Well, what is even the "implement the functions"? I mean, as kernel
drivers we're really just in the business of providing communication
channels to those functions. E.g. if you have a GNSS/GPS device, you
might just have another TTY channel with NMEA data coming out, or
something like that, right?

But from a kernel POV yes, I don't see how you could create multiple
function drivers for something behind the same PCIe device (unless it
actually appeared as multiple virtual functions or such, like the bigger
ethernet NICs, but it doesn't).

But this points out to me that I was actually not quite accurate when I
spoke about struct device before in the USB context with function
drivers, but I have to do some research before I can correct myself
correctly.

> > So, IOW, I'm not sure I see how you'd split that up. I guess you could
> > if you actually do something like the "rmnet" model, and I suppose
> > you're free to do that for IPA if you like, but I tend to think that's
> > actually a burden, not a win since you just get more complex code that
> > needs to interact with more pieces.
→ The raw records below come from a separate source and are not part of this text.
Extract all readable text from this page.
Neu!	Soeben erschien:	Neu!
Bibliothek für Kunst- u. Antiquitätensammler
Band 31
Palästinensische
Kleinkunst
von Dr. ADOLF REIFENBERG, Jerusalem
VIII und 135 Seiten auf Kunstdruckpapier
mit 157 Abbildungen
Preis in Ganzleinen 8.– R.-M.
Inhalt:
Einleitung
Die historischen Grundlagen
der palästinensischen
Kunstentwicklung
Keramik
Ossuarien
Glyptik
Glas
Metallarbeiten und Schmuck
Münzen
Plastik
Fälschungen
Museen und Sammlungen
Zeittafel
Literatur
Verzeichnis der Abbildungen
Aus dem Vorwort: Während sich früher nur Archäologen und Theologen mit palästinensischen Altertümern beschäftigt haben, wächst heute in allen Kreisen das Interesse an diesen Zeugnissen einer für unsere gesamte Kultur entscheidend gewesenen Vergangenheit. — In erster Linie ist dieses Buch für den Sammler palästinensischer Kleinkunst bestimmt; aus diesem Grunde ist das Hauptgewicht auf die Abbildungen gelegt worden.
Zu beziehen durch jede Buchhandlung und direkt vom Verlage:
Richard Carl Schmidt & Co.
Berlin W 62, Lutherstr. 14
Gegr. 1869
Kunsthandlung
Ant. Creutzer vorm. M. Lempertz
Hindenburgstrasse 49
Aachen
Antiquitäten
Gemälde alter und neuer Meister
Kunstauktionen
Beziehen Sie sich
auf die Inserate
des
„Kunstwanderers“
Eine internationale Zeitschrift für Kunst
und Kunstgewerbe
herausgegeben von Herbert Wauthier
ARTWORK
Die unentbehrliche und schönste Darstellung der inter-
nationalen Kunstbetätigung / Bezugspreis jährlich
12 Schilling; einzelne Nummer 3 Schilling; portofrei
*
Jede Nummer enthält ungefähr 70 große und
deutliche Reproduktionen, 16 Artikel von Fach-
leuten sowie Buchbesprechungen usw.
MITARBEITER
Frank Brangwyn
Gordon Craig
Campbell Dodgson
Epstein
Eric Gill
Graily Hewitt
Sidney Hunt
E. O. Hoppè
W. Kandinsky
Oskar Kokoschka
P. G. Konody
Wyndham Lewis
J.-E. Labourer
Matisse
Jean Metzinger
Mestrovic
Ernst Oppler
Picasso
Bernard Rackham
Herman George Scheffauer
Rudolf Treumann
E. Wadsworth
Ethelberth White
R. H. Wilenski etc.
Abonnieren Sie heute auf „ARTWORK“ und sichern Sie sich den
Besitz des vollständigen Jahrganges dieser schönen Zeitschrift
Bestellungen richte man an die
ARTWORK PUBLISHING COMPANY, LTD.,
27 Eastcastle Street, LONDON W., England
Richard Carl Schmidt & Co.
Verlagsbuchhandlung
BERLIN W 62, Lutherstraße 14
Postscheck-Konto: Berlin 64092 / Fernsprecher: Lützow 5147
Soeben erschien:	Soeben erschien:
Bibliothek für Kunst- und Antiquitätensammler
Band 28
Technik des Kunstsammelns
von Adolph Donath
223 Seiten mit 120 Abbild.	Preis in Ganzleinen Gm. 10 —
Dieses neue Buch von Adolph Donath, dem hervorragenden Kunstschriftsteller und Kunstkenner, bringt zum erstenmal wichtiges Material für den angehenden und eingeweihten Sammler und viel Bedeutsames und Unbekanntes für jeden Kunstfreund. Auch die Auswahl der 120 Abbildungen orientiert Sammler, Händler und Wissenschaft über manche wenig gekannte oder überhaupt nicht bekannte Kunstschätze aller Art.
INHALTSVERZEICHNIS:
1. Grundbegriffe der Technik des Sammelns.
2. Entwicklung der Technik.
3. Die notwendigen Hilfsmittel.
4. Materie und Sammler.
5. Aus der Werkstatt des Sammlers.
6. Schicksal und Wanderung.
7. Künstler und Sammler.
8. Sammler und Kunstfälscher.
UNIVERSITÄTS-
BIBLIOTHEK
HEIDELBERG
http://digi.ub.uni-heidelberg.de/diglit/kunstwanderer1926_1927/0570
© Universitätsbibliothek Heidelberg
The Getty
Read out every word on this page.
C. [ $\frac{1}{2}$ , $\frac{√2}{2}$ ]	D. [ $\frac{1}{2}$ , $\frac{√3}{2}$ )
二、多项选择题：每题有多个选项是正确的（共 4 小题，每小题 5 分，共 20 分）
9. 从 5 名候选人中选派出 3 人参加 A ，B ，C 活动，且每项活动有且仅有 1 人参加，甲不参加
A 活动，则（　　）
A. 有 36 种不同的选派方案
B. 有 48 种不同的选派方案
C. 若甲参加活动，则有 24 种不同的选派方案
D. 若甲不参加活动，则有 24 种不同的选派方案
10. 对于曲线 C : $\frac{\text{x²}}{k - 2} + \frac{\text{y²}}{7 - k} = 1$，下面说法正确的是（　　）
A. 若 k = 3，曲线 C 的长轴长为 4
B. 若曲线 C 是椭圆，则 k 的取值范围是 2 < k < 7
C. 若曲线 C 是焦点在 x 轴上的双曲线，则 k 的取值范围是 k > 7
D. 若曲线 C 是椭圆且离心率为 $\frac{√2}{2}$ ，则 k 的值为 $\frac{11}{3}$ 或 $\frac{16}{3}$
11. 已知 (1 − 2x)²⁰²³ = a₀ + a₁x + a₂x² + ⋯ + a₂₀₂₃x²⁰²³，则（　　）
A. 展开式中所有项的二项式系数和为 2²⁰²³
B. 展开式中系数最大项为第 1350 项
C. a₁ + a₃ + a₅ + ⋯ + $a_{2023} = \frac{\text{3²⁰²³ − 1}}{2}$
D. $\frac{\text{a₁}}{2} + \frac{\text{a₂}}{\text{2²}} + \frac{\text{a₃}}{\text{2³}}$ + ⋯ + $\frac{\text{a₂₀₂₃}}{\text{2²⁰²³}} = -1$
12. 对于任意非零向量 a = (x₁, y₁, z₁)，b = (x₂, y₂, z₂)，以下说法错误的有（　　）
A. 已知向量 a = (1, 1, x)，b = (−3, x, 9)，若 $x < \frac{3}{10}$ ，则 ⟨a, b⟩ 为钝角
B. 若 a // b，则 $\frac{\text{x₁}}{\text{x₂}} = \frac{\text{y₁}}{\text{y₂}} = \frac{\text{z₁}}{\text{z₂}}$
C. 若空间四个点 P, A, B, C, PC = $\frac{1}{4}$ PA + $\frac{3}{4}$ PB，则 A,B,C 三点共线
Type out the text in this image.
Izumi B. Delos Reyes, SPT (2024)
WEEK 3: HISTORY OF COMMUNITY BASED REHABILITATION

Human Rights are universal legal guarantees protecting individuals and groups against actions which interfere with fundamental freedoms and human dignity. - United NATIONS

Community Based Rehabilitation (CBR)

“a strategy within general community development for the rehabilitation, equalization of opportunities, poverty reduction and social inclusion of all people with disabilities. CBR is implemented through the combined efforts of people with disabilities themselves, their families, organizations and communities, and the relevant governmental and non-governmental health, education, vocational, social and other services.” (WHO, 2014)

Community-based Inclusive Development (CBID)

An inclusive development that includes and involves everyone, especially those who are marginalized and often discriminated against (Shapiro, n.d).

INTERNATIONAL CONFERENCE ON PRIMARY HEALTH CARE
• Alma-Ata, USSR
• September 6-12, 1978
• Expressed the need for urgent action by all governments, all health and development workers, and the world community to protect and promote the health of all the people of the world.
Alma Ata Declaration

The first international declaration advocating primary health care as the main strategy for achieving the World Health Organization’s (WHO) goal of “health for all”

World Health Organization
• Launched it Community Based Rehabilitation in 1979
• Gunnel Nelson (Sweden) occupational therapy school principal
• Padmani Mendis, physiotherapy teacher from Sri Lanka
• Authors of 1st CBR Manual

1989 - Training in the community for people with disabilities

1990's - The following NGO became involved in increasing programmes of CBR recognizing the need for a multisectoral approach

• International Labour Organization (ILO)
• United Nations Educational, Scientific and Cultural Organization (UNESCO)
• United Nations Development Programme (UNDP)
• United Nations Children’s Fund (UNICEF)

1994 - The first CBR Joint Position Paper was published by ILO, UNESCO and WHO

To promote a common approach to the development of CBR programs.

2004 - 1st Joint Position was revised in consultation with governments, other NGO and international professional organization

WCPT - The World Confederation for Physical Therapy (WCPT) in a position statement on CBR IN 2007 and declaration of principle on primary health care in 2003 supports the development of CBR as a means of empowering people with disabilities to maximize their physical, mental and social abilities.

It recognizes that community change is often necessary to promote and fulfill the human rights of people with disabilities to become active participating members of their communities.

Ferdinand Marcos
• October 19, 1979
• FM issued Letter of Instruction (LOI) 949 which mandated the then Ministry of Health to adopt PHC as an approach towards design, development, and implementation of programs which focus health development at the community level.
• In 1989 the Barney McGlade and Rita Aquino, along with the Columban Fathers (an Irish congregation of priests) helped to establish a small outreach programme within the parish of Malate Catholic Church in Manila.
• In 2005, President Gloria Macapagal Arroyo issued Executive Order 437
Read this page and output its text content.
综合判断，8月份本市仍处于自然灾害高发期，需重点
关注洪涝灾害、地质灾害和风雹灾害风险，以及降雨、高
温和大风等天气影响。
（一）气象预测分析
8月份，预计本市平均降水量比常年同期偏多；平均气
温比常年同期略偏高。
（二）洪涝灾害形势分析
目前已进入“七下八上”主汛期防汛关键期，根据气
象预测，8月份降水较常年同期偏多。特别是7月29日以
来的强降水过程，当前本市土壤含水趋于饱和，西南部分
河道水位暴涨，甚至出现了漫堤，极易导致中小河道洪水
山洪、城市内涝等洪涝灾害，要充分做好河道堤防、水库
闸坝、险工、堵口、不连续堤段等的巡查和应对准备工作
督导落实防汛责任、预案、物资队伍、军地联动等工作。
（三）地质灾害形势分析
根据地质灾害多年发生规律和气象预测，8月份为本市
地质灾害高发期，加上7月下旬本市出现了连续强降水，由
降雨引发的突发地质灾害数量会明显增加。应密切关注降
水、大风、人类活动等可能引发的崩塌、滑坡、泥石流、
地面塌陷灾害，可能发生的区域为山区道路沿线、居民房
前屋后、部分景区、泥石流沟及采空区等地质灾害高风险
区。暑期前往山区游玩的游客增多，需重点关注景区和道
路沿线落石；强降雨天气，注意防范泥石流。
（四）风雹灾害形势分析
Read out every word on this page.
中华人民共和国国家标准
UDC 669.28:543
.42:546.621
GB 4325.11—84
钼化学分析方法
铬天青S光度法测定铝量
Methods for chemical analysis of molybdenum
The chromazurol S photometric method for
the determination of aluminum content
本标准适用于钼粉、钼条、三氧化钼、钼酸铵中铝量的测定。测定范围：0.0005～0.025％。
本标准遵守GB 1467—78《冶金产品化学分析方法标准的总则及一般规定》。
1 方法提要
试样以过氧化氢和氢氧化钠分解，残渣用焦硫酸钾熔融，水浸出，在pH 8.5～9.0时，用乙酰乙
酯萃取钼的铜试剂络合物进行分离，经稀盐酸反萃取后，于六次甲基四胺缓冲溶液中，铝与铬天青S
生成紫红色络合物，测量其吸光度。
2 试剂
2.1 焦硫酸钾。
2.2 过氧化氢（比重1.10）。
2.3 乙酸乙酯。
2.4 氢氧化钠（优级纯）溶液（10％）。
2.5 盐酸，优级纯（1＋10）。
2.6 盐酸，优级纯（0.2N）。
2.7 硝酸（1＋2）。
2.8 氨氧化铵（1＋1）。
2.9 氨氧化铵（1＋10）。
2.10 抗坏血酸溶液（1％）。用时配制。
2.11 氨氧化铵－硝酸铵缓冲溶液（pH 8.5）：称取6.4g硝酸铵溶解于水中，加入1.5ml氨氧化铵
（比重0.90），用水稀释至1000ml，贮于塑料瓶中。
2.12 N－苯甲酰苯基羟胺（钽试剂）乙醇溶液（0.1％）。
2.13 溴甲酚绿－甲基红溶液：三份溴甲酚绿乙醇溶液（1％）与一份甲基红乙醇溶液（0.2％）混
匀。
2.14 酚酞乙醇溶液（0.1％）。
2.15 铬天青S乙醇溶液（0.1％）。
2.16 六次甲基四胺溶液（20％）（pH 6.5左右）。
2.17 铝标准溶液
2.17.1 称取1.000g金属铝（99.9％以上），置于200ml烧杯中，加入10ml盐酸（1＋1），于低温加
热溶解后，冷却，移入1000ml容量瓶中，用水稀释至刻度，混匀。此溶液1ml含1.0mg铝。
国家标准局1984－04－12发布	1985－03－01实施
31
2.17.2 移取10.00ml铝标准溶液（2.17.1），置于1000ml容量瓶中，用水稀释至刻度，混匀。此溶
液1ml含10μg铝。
A single driver for a single
> > hardware that knows about the few types of channels seems simpler to me.
> > 
> > > - to answer Johannes question, my understanding is that the interface
> > >   between kernel and firmware/hardware for IPA has a single 'struct
> > >   device' that is used for both the data and the control channels,
> > >   rather than having a data channel and an independent control device,
> > >   so this falls into the same category as the Intel one (please correct
> > >   me on that)
> 
> I don't think that's quite right, but it might be partially
> right.  There is a single device representing IPA, but the
> picture is a little more complicated.
> 
> The IPA hardware is actually something that sits *between* the
> AP and the modem.  It implements one form of communication
> pathway (IP data), but there are others (including QMI, which
> presents a network-like interface but it's actually implemented
> via clever use of shared memory and interrupts).

OK.

Well, I guess this then might eventually become a bit of a hybrid - you
eventually want one WWAN device to represent it all to userspace, but
might actually have multiple devices with different drivers (from the
kernel POV)?

But this is more like all the USB devices work. I just have to figure
out how to correctly tie them together - "struct device" may or may not
be right? I need to check how this functions.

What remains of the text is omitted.